Ed Thompson and Bill MacNeil had now brought the Special Forces guys up and into the light. They were stationed around the expanding edge of the glow's perimeter. The pilots and co-pilots from those choppers had also walked over to the light field.

The seventy or eighty people now standing in the growing light field started to hear something. It was a barely audible musical sound. Groups of firefighters and cops clustered around gradually stopped talking and listened. Some of the cops turned down their radios.

It was definitely music. Coming from within the light field, or nearby. And it was familiar, but different. Gentle sounds flowing from a string section and an acoustic guitar. A few of them started to make out the tune. The song was "Fools Rush In" being played and sung slowly and almost, it seemed, carefully. And many of the people there thought they recognized the singer. This was too weird. Yeah, it was a distinctive voice to those who were familiar with it. Rick Nelson.

Amy had called it God's hand. She had also been right about something else. "Joy beyond understanding." That's what she had said during the group meeting over the Internet from Flagstaff. She was right.

The field of natural energy and light kept expanding that morning and past noon. At one o'clock, the media was allowed to come up to, and into the light field.

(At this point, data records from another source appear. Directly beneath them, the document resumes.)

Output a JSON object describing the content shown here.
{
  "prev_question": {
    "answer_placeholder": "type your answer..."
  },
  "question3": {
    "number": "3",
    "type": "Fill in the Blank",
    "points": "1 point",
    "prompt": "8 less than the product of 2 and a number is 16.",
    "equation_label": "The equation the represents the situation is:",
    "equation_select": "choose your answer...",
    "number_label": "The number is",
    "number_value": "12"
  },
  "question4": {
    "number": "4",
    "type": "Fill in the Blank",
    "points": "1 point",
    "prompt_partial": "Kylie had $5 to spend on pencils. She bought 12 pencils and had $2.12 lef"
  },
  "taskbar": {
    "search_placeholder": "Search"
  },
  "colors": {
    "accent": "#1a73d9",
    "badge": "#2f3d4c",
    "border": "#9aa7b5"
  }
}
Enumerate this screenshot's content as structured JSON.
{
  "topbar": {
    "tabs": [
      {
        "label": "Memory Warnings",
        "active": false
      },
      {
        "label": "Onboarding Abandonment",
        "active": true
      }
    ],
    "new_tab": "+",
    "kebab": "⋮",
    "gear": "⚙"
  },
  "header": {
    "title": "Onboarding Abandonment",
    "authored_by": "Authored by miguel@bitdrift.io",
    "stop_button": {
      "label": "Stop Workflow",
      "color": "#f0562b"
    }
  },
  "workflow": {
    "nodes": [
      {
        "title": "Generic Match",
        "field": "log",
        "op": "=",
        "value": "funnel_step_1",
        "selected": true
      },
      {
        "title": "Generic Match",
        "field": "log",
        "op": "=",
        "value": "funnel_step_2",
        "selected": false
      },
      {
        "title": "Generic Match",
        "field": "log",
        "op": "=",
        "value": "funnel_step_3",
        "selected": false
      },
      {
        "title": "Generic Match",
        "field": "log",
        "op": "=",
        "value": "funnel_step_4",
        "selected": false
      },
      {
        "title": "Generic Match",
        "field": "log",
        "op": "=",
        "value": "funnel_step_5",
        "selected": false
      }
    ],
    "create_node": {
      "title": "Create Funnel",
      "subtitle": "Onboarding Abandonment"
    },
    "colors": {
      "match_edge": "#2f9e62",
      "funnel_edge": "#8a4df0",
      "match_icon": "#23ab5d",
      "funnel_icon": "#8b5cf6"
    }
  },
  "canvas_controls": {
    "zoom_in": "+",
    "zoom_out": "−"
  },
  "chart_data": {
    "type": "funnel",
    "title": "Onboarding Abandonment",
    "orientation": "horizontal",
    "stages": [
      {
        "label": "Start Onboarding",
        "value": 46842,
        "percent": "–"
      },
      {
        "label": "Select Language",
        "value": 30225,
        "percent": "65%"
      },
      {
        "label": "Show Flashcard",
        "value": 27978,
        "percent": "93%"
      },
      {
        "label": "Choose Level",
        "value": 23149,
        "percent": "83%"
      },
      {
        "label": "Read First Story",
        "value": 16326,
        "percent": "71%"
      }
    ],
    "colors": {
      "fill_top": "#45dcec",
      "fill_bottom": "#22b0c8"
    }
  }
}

By three, police started to take down the barriers and yellow caution tape. People were allowed to get closer. Even a few kids with their parents walked up to the edge of the light and nervously put their hands on the glowing perimeter.

Most people just kind of stood there. Enjoying it. Thinking about what it might be. What it might mean. The light and the people visiting it, and watching it on TV, continued to expand throughout the afternoon and evening.

Hundreds and thousands of Phoenix area residents watched the sunset that evening from the desert hills there on the north side of town. The place where ancient paintings and carvings of symbols and animals on a nearby rock cliff said this was a special place, a holy place. A place to find shelter and water.

The light had now spread out for about three square miles and people had gotten used to it. It just kept going, lighting things up a little. Making people feel a bit of pressure in their chests. Making things a little clearer, somehow.

The light kept expanding into Saturday. And Sunday. And following days and weeks. And it never stopped.